Synergistic design of thermoresponsive interpenetrating network hydrogels for efficient and dynamic Pb(II) adsorption

Thermo-responsive materials represent a novel class of functional materials capable of reversible swelling, contraction, or phase transition in response to environmental temperature changes, demonstrating vast potential in environmental remediation. This study successfully synthesized a composite hydrogel with interpenetrating network structure, using sodium alginate (SA) and sodium carboxymethyl cellulose (CMC) as the matrix, and incorporating the thermo-sensitive polymer poly(N-isopropylacrylamide) (PNIPAM). The SCP composite gel enables controlled adsorption and release of Pb(II) through temperature-dependent regulation of surface hydrophilicity.
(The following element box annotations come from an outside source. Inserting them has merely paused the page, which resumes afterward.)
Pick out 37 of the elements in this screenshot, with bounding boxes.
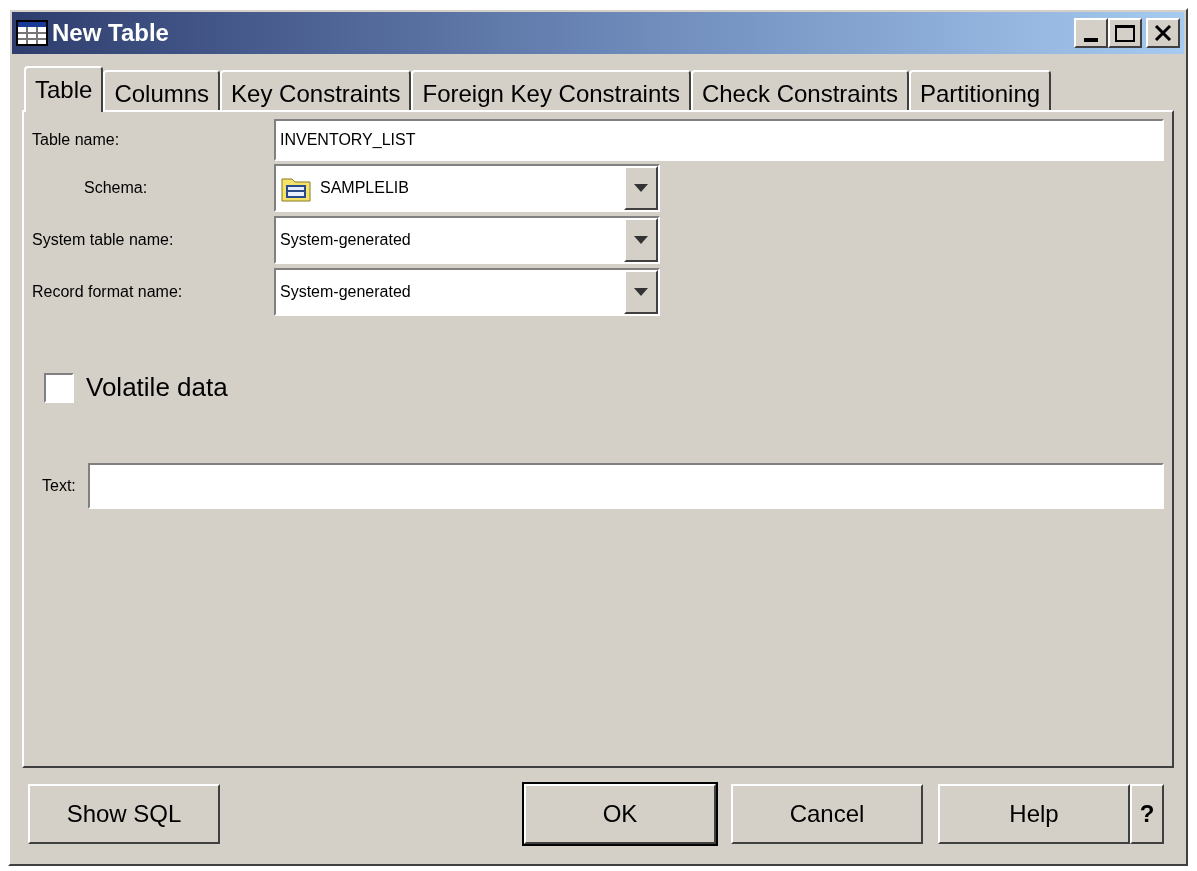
caret-icon <box>634 288 648 296</box>
field-label: Schema: <box>83 178 149 198</box>
tab[interactable]: Foreign Key Constraints <box>411 70 691 110</box>
text-input[interactable]: INVENTORY_LIST <box>274 119 1164 161</box>
dropdown-button[interactable] <box>624 270 658 314</box>
checkbox[interactable] <box>44 372 74 403</box>
tab[interactable]: Check Constraints <box>690 70 909 110</box>
field-label: Text: <box>42 476 76 496</box>
minimize-button[interactable] <box>1074 18 1108 48</box>
caret-icon <box>634 236 648 244</box>
checkbox-label: Volatile data <box>86 371 228 404</box>
field-label: System table name: <box>32 230 175 250</box>
show-sql-button[interactable]: Show SQL <box>28 784 220 844</box>
tab[interactable]: Partitioning <box>909 70 1052 110</box>
dialog-button[interactable]: Help <box>938 784 1130 844</box>
dialog-button[interactable]: OK <box>524 784 716 844</box>
dropdown[interactable]: System-generated <box>274 216 660 264</box>
maximize-icon <box>1115 24 1135 42</box>
minimize-icon <box>1084 38 1098 42</box>
dropdown[interactable]: System-generated <box>274 268 660 316</box>
field-label: Record format name: <box>32 282 184 302</box>
help-button[interactable]: ? <box>1130 784 1164 844</box>
field-label: Table name: <box>32 130 121 150</box>
tab[interactable]: Table <box>24 66 104 112</box>
dropdown[interactable]: SAMPLELIB <box>274 164 660 212</box>
close-button[interactable] <box>1146 18 1180 48</box>
dropdown-button[interactable] <box>624 218 658 262</box>
close-icon <box>1154 25 1172 41</box>
dropdown-button[interactable] <box>624 166 658 210</box>
caret-icon <box>634 184 648 192</box>
window-title: New Table <box>52 18 170 48</box>
text-input[interactable] <box>87 463 1164 509</box>
tab[interactable]: Key Constraints <box>220 70 412 110</box>
dialog-button[interactable]: Cancel <box>731 784 923 844</box>
tab[interactable]: Columns <box>103 70 221 110</box>
table-icon <box>16 20 48 46</box>
maximize-button[interactable] <box>1108 18 1142 48</box>
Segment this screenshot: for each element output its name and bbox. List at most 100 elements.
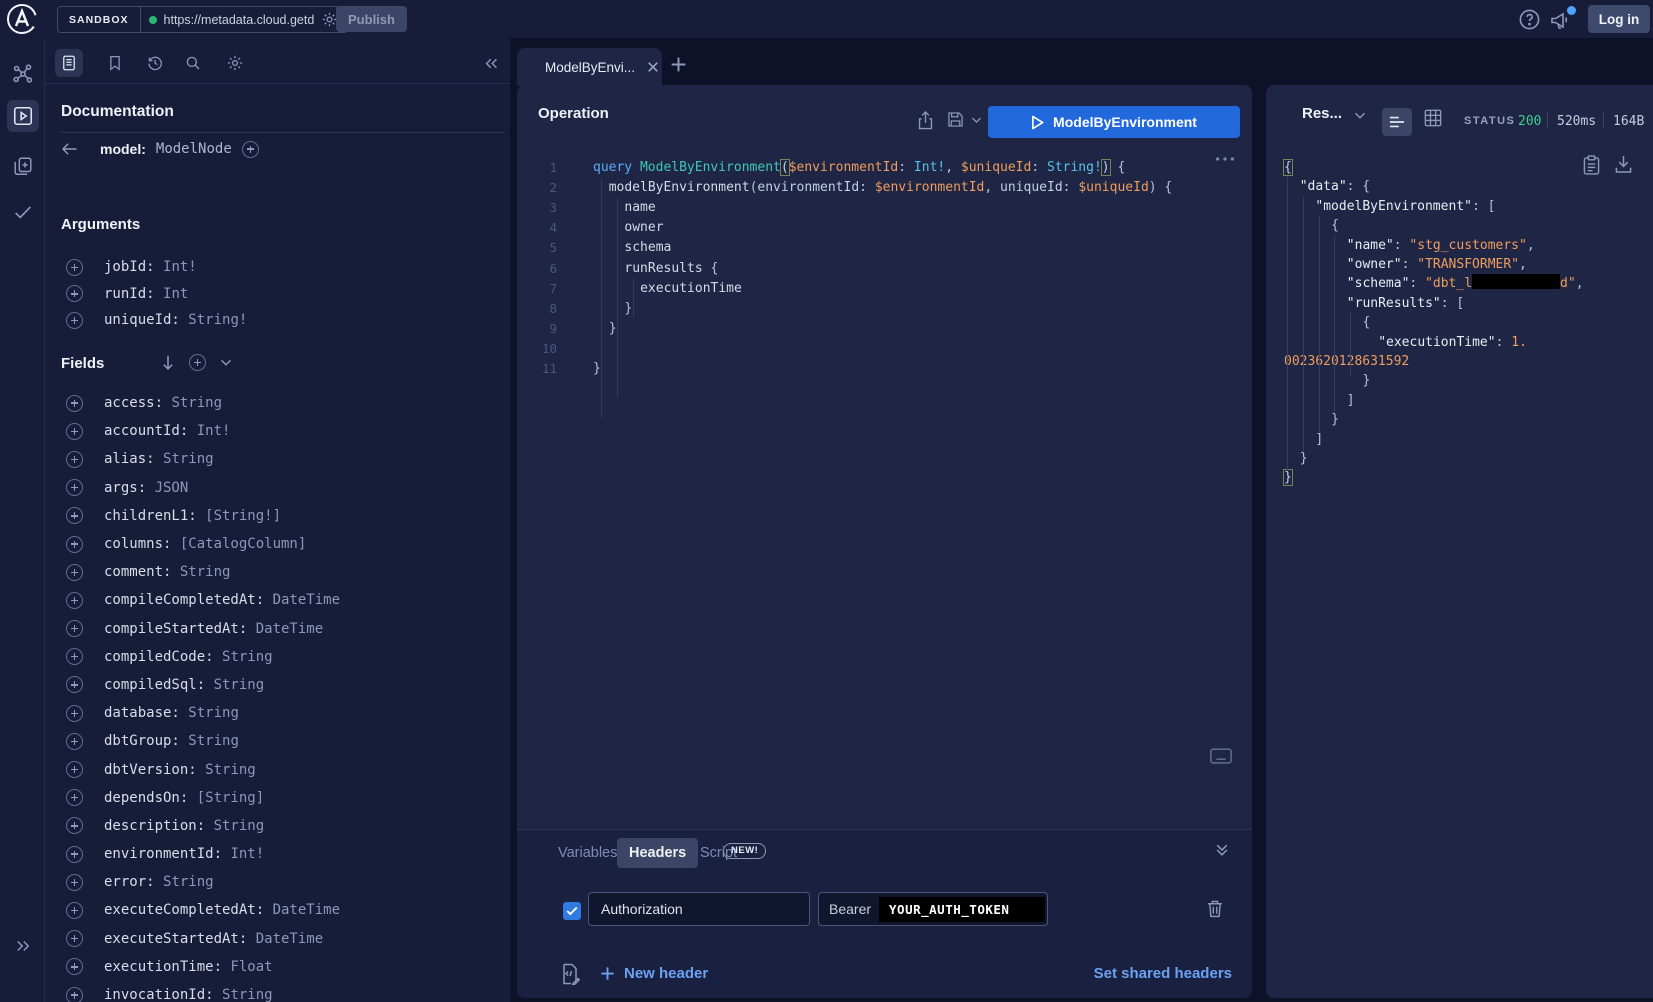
- field-signature[interactable]: dependsOn: [String]: [104, 790, 264, 806]
- field-signature[interactable]: compileStartedAt: DateTime: [104, 621, 323, 637]
- set-shared-headers-link[interactable]: Set shared headers: [1094, 965, 1232, 982]
- response-dropdown-label[interactable]: Res...: [1302, 105, 1342, 122]
- collapse-panel-icon[interactable]: [477, 49, 505, 77]
- field-signature[interactable]: accountId: Int!: [104, 423, 230, 439]
- add-field-button[interactable]: [66, 564, 83, 581]
- explorer-icon[interactable]: [7, 100, 39, 132]
- field-signature[interactable]: database: String: [104, 705, 239, 721]
- add-field-button[interactable]: [66, 423, 83, 440]
- documentation-tab-icon[interactable]: [55, 49, 83, 77]
- add-field-button[interactable]: [66, 259, 83, 276]
- search-tab-icon[interactable]: [179, 49, 207, 77]
- sort-fields-icon[interactable]: [161, 354, 175, 371]
- add-field-button[interactable]: [66, 507, 83, 524]
- header-value-field[interactable]: Bearer YOUR_AUTH_TOKEN: [818, 892, 1048, 926]
- field-row: alias: String: [61, 445, 501, 473]
- field-signature[interactable]: description: String: [104, 818, 264, 834]
- add-field-button[interactable]: [66, 648, 83, 665]
- table-view-toggle-icon[interactable]: [1424, 109, 1442, 127]
- header-enabled-checkbox[interactable]: [563, 902, 581, 920]
- field-row: access: String: [61, 389, 501, 417]
- new-header-button[interactable]: New header: [600, 965, 708, 982]
- schema-graph-icon[interactable]: [7, 58, 39, 90]
- new-tab-plus-icon[interactable]: [670, 56, 687, 73]
- field-signature[interactable]: executeCompletedAt: DateTime: [104, 902, 340, 918]
- add-field-button[interactable]: [66, 817, 83, 834]
- field-signature[interactable]: error: String: [104, 874, 214, 890]
- add-field-button[interactable]: [66, 789, 83, 806]
- operation-collection-icon[interactable]: [7, 150, 39, 182]
- field-signature[interactable]: executeStartedAt: DateTime: [104, 931, 323, 947]
- add-field-button[interactable]: [66, 451, 83, 468]
- field-signature[interactable]: dbtGroup: String: [104, 733, 239, 749]
- field-signature[interactable]: runId: Int: [104, 286, 188, 302]
- apollo-logo-icon[interactable]: [5, 2, 39, 36]
- checks-icon[interactable]: [7, 196, 39, 228]
- download-response-icon[interactable]: [1615, 155, 1632, 174]
- field-signature[interactable]: columns: [CatalogColumn]: [104, 536, 306, 552]
- field-signature[interactable]: childrenL1: [String!]: [104, 508, 281, 524]
- field-signature[interactable]: uniqueId: String!: [104, 312, 247, 328]
- add-field-button[interactable]: [66, 620, 83, 637]
- add-field-button[interactable]: [66, 285, 83, 302]
- auth-token-value: YOUR_AUTH_TOKEN: [879, 897, 1045, 922]
- share-operation-icon[interactable]: [917, 111, 934, 130]
- add-field-button[interactable]: [66, 958, 83, 975]
- field-signature[interactable]: comment: String: [104, 564, 230, 580]
- field-signature[interactable]: dbtVersion: String: [104, 762, 256, 778]
- endpoint-settings-gear-icon[interactable]: [321, 11, 338, 28]
- history-tab-icon[interactable]: [141, 49, 169, 77]
- add-field-button[interactable]: [66, 902, 83, 919]
- help-icon[interactable]: [1518, 8, 1541, 31]
- expand-rail-icon[interactable]: [7, 930, 39, 962]
- add-field-button[interactable]: [66, 676, 83, 693]
- field-signature[interactable]: compiledSql: String: [104, 677, 264, 693]
- close-tab-icon[interactable]: [647, 61, 659, 73]
- add-field-button[interactable]: [66, 592, 83, 609]
- divider: [1603, 112, 1604, 128]
- add-field-button[interactable]: [66, 312, 83, 329]
- field-signature[interactable]: compiledCode: String: [104, 649, 273, 665]
- add-field-button[interactable]: [66, 705, 83, 722]
- add-field-button[interactable]: [66, 761, 83, 778]
- env-variables-doc-icon[interactable]: [560, 963, 580, 985]
- delete-header-trash-icon[interactable]: [1206, 899, 1224, 918]
- login-button[interactable]: Log in: [1588, 5, 1650, 33]
- keyboard-shortcuts-icon[interactable]: [1210, 748, 1232, 764]
- run-operation-button[interactable]: ModelByEnvironment: [988, 106, 1240, 138]
- editor-more-options-icon[interactable]: [1214, 155, 1236, 163]
- add-all-fields-button[interactable]: [189, 354, 206, 371]
- field-signature[interactable]: access: String: [104, 395, 222, 411]
- field-signature[interactable]: alias: String: [104, 451, 214, 467]
- back-arrow-icon[interactable]: [61, 142, 78, 156]
- publish-button[interactable]: Publish: [336, 6, 407, 32]
- field-signature[interactable]: args: JSON: [104, 480, 188, 496]
- field-signature[interactable]: invocationId: String: [104, 987, 273, 1002]
- raw-view-toggle[interactable]: [1382, 108, 1412, 136]
- add-field-button[interactable]: [66, 930, 83, 947]
- add-field-button[interactable]: [66, 874, 83, 891]
- save-menu-chevron-icon[interactable]: [971, 116, 982, 124]
- explorer-settings-gear-icon[interactable]: [221, 49, 249, 77]
- field-signature[interactable]: compileCompletedAt: DateTime: [104, 592, 340, 608]
- add-type-button[interactable]: [242, 141, 259, 158]
- field-signature[interactable]: jobId: Int!: [104, 259, 197, 275]
- tab-headers[interactable]: Headers: [617, 838, 698, 868]
- header-key-input[interactable]: [588, 892, 810, 926]
- copy-response-icon[interactable]: [1583, 155, 1600, 175]
- field-signature[interactable]: environmentId: Int!: [104, 846, 264, 862]
- field-signature[interactable]: executionTime: Float: [104, 959, 273, 975]
- endpoint-url-field[interactable]: https://metadata.cloud.getd: [141, 7, 347, 32]
- add-field-button[interactable]: [66, 536, 83, 553]
- add-field-button[interactable]: [66, 479, 83, 496]
- save-operation-icon[interactable]: [947, 111, 964, 128]
- bookmarks-tab-icon[interactable]: [101, 49, 129, 77]
- add-field-button[interactable]: [66, 733, 83, 750]
- add-field-button[interactable]: [66, 395, 83, 412]
- add-field-button[interactable]: [66, 846, 83, 863]
- operation-tab[interactable]: ModelByEnvi...: [517, 48, 662, 86]
- fields-menu-chevron-icon[interactable]: [220, 358, 232, 367]
- response-dropdown-chevron-icon[interactable]: [1354, 111, 1366, 120]
- collapse-section-chevrons-icon[interactable]: [1214, 842, 1230, 858]
- add-field-button[interactable]: [66, 987, 83, 1002]
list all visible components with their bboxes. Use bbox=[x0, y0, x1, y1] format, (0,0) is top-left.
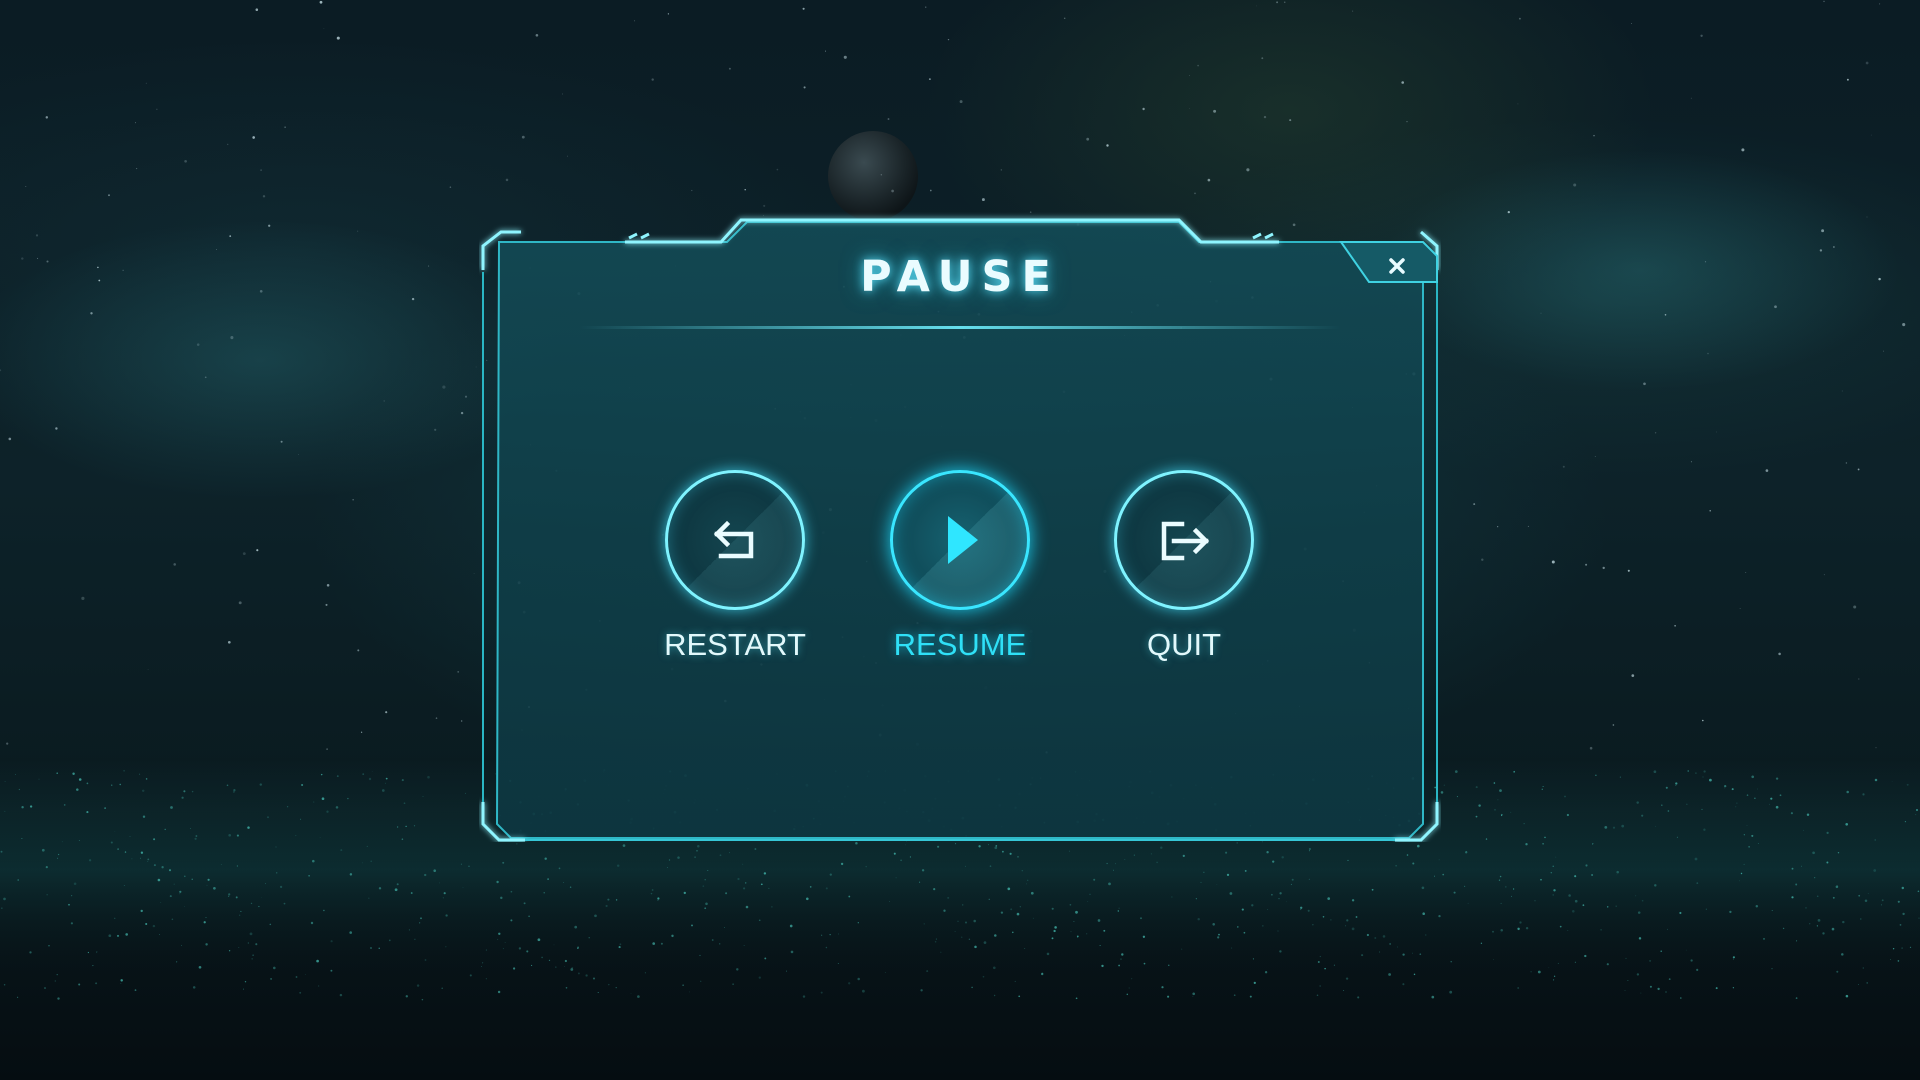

At lower temperatures, hydrophilic groups are exposed on the material surface, resulting in a high Pb(II) adsorption capacity of up to 311 mg g⁻¹. When the temperature exceeds the lower critical solution temperature (LCST), a conformational transition occurs, leading to the concealment of hydrophilic groups and subsequent release of adsorbed Pb(II). This tunable approach ensures superior regeneration performance of the material. The reliability of the experimental data was further validated by fitting with isothermal adsorption models and kinetic models. This study has shown that SCP composite hydrogel is a cost-effective and highly efficient adsorbent for Pb(II), holding significant application value in the treatment of heavy metal wastewater.